The most logical answer seems to be North Bangalore. This story is about crystal gazing but not of the mystical kinds and hence we need to know why our crystal ball shows North Bangalore as the future. Going back to history once again, Electronic City was a Government initiative and so was ITPL in Whitelfied. ORR too saw development when Karnataka Industrial Areas Development Board (KIADB) made lands available for IT Parks’ development and Government through Bangalore Development Authority (BDA) created the ORR. Private real estate developers have played a big role, no doubt; however, the ball was set rolling in all these cases by the Government. Commercial Real Estate development led to demand of housing and retail and schools and hospitals and today all these locations are self-sufficient in terms of real estate requirements that individuals, families or a society would need.

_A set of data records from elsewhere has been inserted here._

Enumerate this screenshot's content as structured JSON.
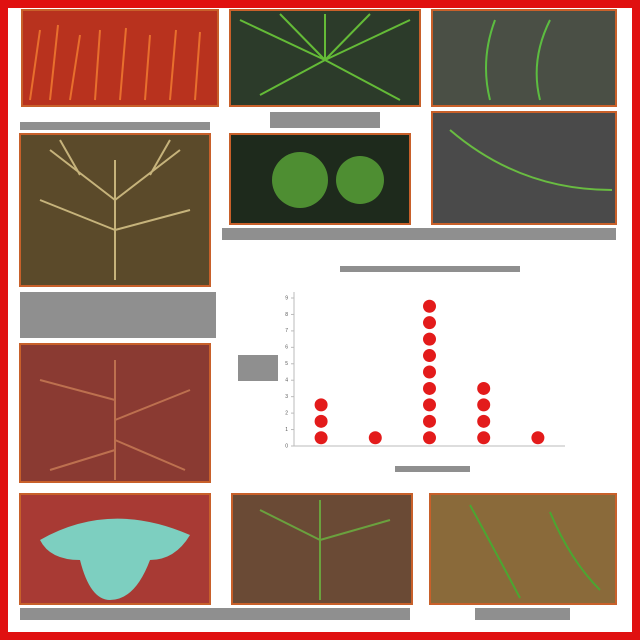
{
  "chart_data": {
    "type": "dot",
    "categories": [
      null,
      null,
      null,
      null,
      null
    ],
    "values": [
      3,
      1,
      9,
      4,
      1
    ],
    "color": "#e31b1b",
    "ylim": [
      0,
      9
    ],
    "yticks": [
      0,
      1,
      2,
      3,
      4,
      5,
      6,
      7,
      8,
      9
    ]
  }
}
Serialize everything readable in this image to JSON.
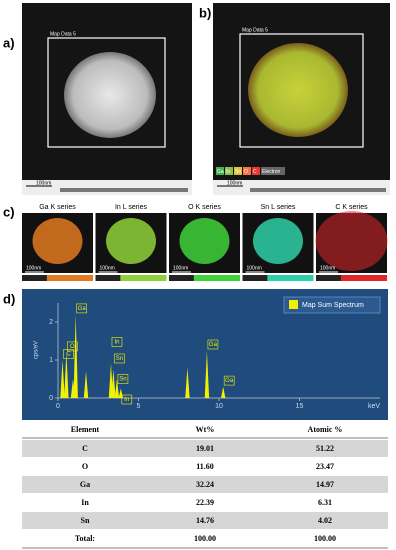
{
  "panels": {
    "a": {
      "label": "a)",
      "frame_title": "Map Data 5",
      "scale": "100nm"
    },
    "b": {
      "label": "b)",
      "frame_title": "Map Data 5",
      "scale": "100nm",
      "legend": [
        "Ga",
        "In",
        "Sn",
        "O",
        "C",
        "Electron"
      ]
    },
    "c": {
      "label": "c)",
      "maps": [
        {
          "title": "Ga K series",
          "scale": "100nm",
          "color": "#e07a20"
        },
        {
          "title": "In L series",
          "scale": "100nm",
          "color": "#8fd13a"
        },
        {
          "title": "O K series",
          "scale": "100nm",
          "color": "#3fd23a"
        },
        {
          "title": "Sn L series",
          "scale": "100nm",
          "color": "#2fd0a8"
        },
        {
          "title": "C K series",
          "scale": "100nm",
          "color": "#e0262a"
        }
      ]
    },
    "d": {
      "label": "d)"
    }
  },
  "chart_data": {
    "type": "spike",
    "xlabel": "keV",
    "ylabel": "cps/eV",
    "x": [
      0.28,
      0.52,
      0.93,
      1.1,
      1.74,
      3.29,
      3.44,
      3.66,
      3.9,
      8.04,
      9.25,
      10.26
    ],
    "series": [
      {
        "name": "Map Sum Spectrum",
        "color": "#f2f200",
        "values": [
          1.0,
          1.2,
          0.5,
          2.2,
          0.7,
          0.9,
          0.75,
          0.5,
          0.25,
          0.8,
          1.25,
          0.3
        ]
      }
    ],
    "peak_labels": [
      "C",
      "O",
      null,
      "Ga",
      null,
      "In",
      "Sn",
      "Sn",
      "In",
      null,
      "Ga",
      "Ga"
    ],
    "xlim": [
      0,
      20
    ],
    "xticks": [
      0,
      5,
      10,
      15
    ],
    "ylim": [
      0,
      2.5
    ],
    "yticks": [
      0,
      1,
      2
    ]
  },
  "table": {
    "header": [
      "Element",
      "Wt%",
      "Atomic %"
    ],
    "rows": [
      [
        "C",
        "19.01",
        "51.22"
      ],
      [
        "O",
        "11.60",
        "23.47"
      ],
      [
        "Ga",
        "32.24",
        "14.97"
      ],
      [
        "In",
        "22.39",
        "6.31"
      ],
      [
        "Sn",
        "14.76",
        "4.02"
      ],
      [
        "Total:",
        "100.00",
        "100.00"
      ]
    ]
  }
}
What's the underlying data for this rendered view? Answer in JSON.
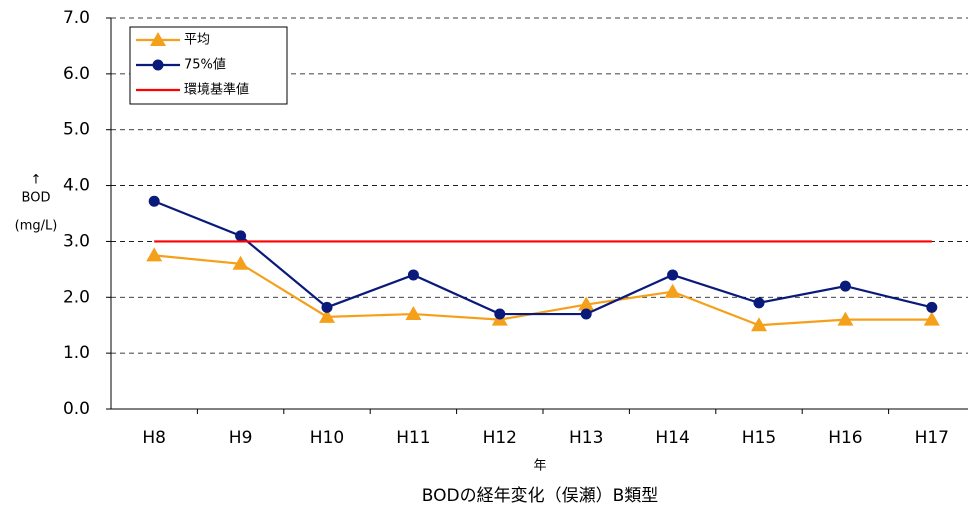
{
  "chart_data": {
    "type": "line",
    "title": "BODの経年変化（俣瀬）B類型",
    "xlabel": "年",
    "ylabel": [
      "↑",
      "BOD",
      "(mg/L)"
    ],
    "categories": [
      "H8",
      "H9",
      "H10",
      "H11",
      "H12",
      "H13",
      "H14",
      "H15",
      "H16",
      "H17"
    ],
    "series": [
      {
        "name": "平均",
        "color": "#f5a01a",
        "marker": "triangle",
        "values": [
          2.75,
          2.6,
          1.65,
          1.7,
          1.6,
          1.87,
          2.1,
          1.5,
          1.6,
          1.6
        ]
      },
      {
        "name": "75%値",
        "color": "#0a1a7a",
        "marker": "circle",
        "values": [
          3.72,
          3.1,
          1.82,
          2.4,
          1.7,
          1.7,
          2.4,
          1.9,
          2.2,
          1.82
        ]
      },
      {
        "name": "環境基準値",
        "color": "#ff0000",
        "marker": "none",
        "values": [
          3.0,
          3.0,
          3.0,
          3.0,
          3.0,
          3.0,
          3.0,
          3.0,
          3.0,
          3.0
        ]
      }
    ],
    "ylim": [
      0,
      7
    ],
    "yticks": [
      {
        "value": 0,
        "label": "0.0"
      },
      {
        "value": 1,
        "label": "1.0"
      },
      {
        "value": 2,
        "label": "2.0"
      },
      {
        "value": 3,
        "label": "3.0"
      },
      {
        "value": 4,
        "label": "4.0"
      },
      {
        "value": 5,
        "label": "5.0"
      },
      {
        "value": 6,
        "label": "6.0"
      },
      {
        "value": 7,
        "label": "7.0"
      }
    ],
    "grid": true,
    "legend": "upper left"
  }
}
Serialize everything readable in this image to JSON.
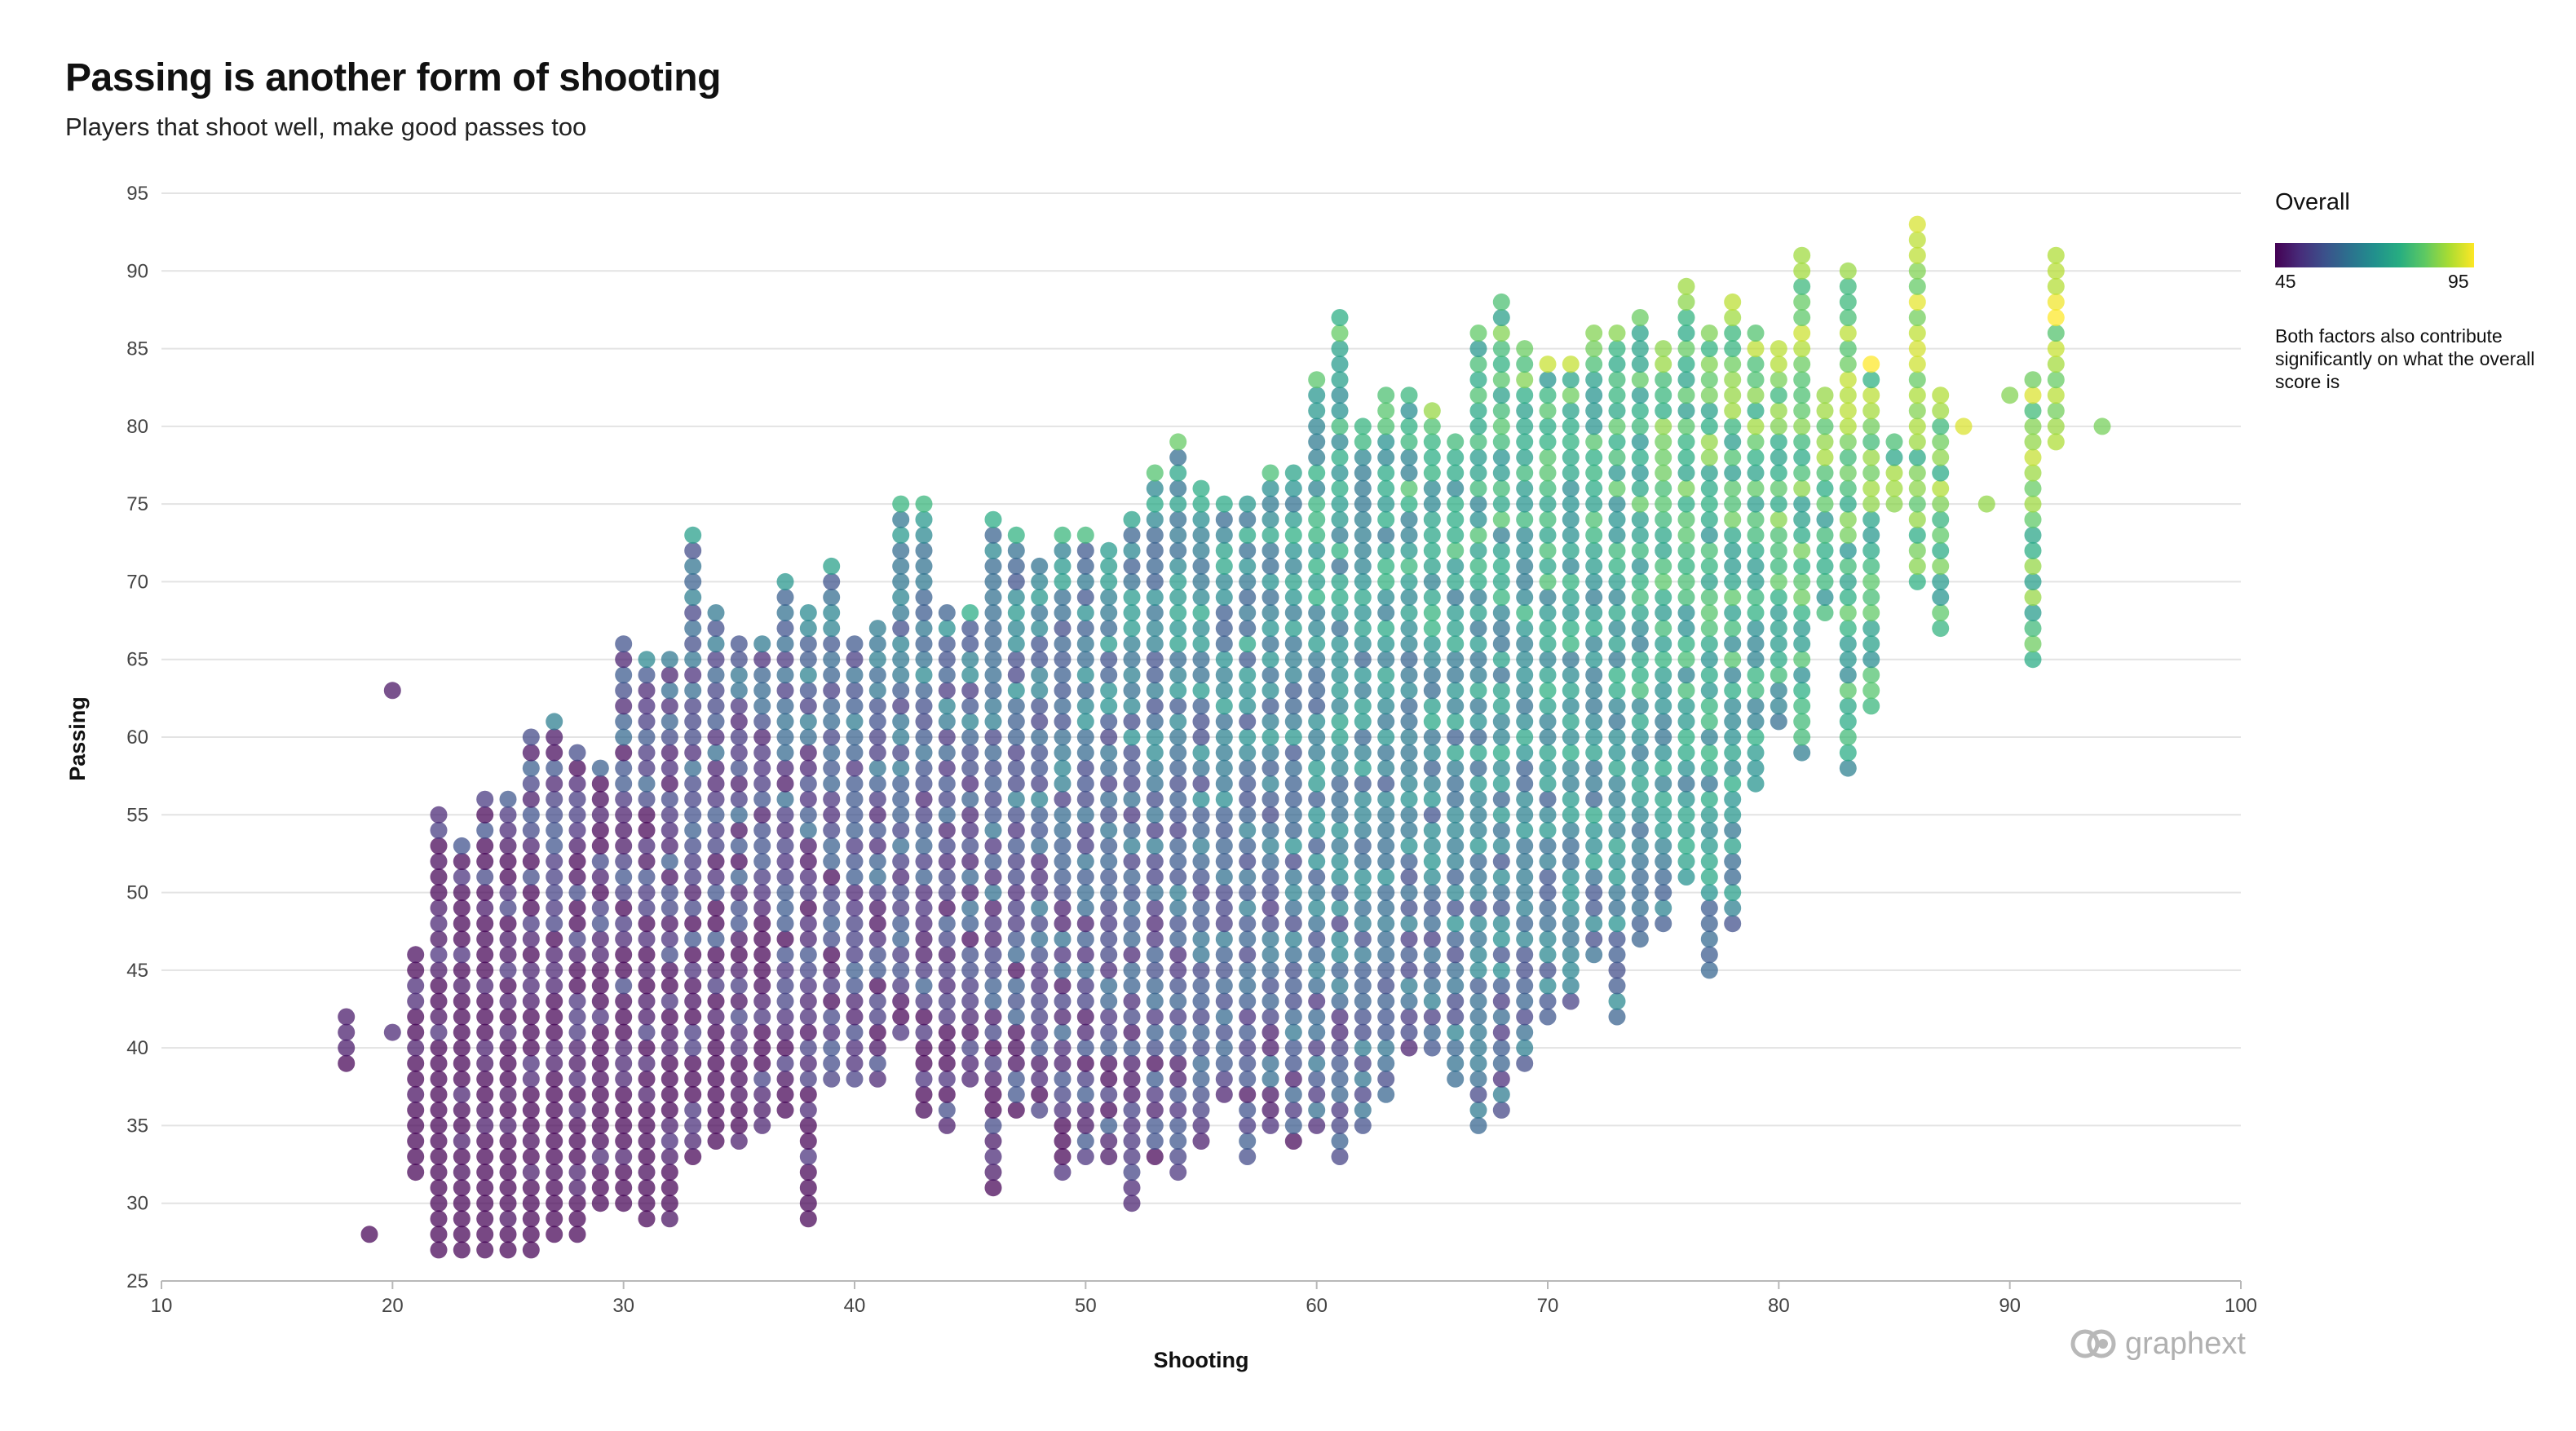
{
  "header": {
    "title": "Passing is another form of shooting",
    "subtitle": "Players that shoot well, make good passes too"
  },
  "legend": {
    "title": "Overall",
    "min_label": "45",
    "max_label": "95",
    "note": "Both factors also contribute significantly on what the overall score is",
    "colors": [
      "#440154",
      "#472c7a",
      "#3b518b",
      "#2c718e",
      "#21908d",
      "#27ad81",
      "#5cc863",
      "#aadc32",
      "#fde725"
    ]
  },
  "brand": {
    "name": "graphext",
    "icon": "graphext-logo-icon"
  },
  "chart_data": {
    "type": "scatter",
    "xlabel": "Shooting",
    "ylabel": "Passing",
    "xlim": [
      10,
      100
    ],
    "ylim": [
      25,
      95
    ],
    "xticks": [
      10,
      20,
      30,
      40,
      50,
      60,
      70,
      80,
      90,
      100
    ],
    "yticks": [
      25,
      30,
      35,
      40,
      45,
      50,
      55,
      60,
      65,
      70,
      75,
      80,
      85,
      90,
      95
    ],
    "grid": "horizontal",
    "legend_position": "right",
    "color_by": "Overall",
    "color_range": [
      45,
      95
    ],
    "note": "points are drawn at integer Shooting/Passing values; each row is [Shooting, Passing low, Passing high]; individual point colors follow Overall (dense core approximated)",
    "columns": [
      [
        18,
        39,
        42
      ],
      [
        19,
        28,
        28
      ],
      [
        20,
        41,
        41
      ],
      [
        20,
        63,
        63
      ],
      [
        21,
        32,
        46
      ],
      [
        22,
        27,
        55
      ],
      [
        23,
        27,
        53
      ],
      [
        24,
        27,
        56
      ],
      [
        25,
        27,
        56
      ],
      [
        26,
        27,
        60
      ],
      [
        27,
        28,
        61
      ],
      [
        28,
        28,
        59
      ],
      [
        29,
        30,
        58
      ],
      [
        30,
        30,
        66
      ],
      [
        31,
        29,
        65
      ],
      [
        32,
        29,
        65
      ],
      [
        33,
        33,
        73
      ],
      [
        34,
        34,
        68
      ],
      [
        35,
        34,
        66
      ],
      [
        36,
        35,
        66
      ],
      [
        37,
        36,
        70
      ],
      [
        38,
        29,
        68
      ],
      [
        39,
        38,
        71
      ],
      [
        40,
        38,
        66
      ],
      [
        41,
        38,
        67
      ],
      [
        42,
        41,
        75
      ],
      [
        43,
        36,
        75
      ],
      [
        44,
        35,
        68
      ],
      [
        45,
        38,
        68
      ],
      [
        46,
        31,
        74
      ],
      [
        47,
        36,
        73
      ],
      [
        48,
        36,
        71
      ],
      [
        49,
        32,
        73
      ],
      [
        50,
        33,
        73
      ],
      [
        51,
        33,
        72
      ],
      [
        52,
        30,
        74
      ],
      [
        53,
        33,
        77
      ],
      [
        54,
        32,
        79
      ],
      [
        55,
        34,
        76
      ],
      [
        56,
        37,
        75
      ],
      [
        57,
        33,
        75
      ],
      [
        58,
        35,
        77
      ],
      [
        59,
        34,
        77
      ],
      [
        60,
        35,
        83
      ],
      [
        61,
        33,
        87
      ],
      [
        62,
        35,
        80
      ],
      [
        63,
        37,
        82
      ],
      [
        64,
        40,
        82
      ],
      [
        65,
        40,
        81
      ],
      [
        66,
        38,
        79
      ],
      [
        67,
        35,
        86
      ],
      [
        68,
        36,
        88
      ],
      [
        69,
        39,
        85
      ],
      [
        70,
        42,
        84
      ],
      [
        71,
        43,
        84
      ],
      [
        72,
        46,
        86
      ],
      [
        73,
        42,
        86
      ],
      [
        74,
        47,
        87
      ],
      [
        75,
        48,
        85
      ],
      [
        76,
        51,
        89
      ],
      [
        77,
        45,
        86
      ],
      [
        78,
        48,
        88
      ],
      [
        79,
        57,
        86
      ],
      [
        80,
        61,
        85
      ],
      [
        81,
        59,
        91
      ],
      [
        82,
        68,
        82
      ],
      [
        83,
        58,
        90
      ],
      [
        84,
        62,
        84
      ],
      [
        85,
        75,
        79
      ],
      [
        86,
        70,
        93
      ],
      [
        87,
        67,
        82
      ],
      [
        88,
        80,
        80
      ],
      [
        89,
        75,
        75
      ],
      [
        90,
        82,
        82
      ],
      [
        91,
        65,
        83
      ],
      [
        92,
        79,
        91
      ],
      [
        94,
        80,
        80
      ]
    ]
  }
}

Government has created not one but two large magnets in North Bangalore. One that is above eye level is obviously a large greenfield airport on about 4,700 acres of land. Airport itself is going to create close to 40 million sq ft real estate over next decade or so. The one that seems to be below radar is actually about 3,000 acres of space in north Bangalore that is trifurcated into Aerospace Park, Hardware Park and IT Park. To put this 3,000 acres in perspective, Electronic City is about one-tenth this size. So the magnet is really big. In addition, in all the previous magnets (Electronic City, Whitefield and ORR) the commercial development was followed by development of other asset classes like residential, retail etc. However in North Bangalore, residential real estate is already coming up in a big way, hospitals, malls and schools are present and being added as well.

If that is not enough to prove anything, we as real estate consultants can see the trend that large occupants who are either looking at new spaces or at consolidation have already been evaluating options in north Bangalore.

All in all ‘the cheese is moving’ and it is looking North.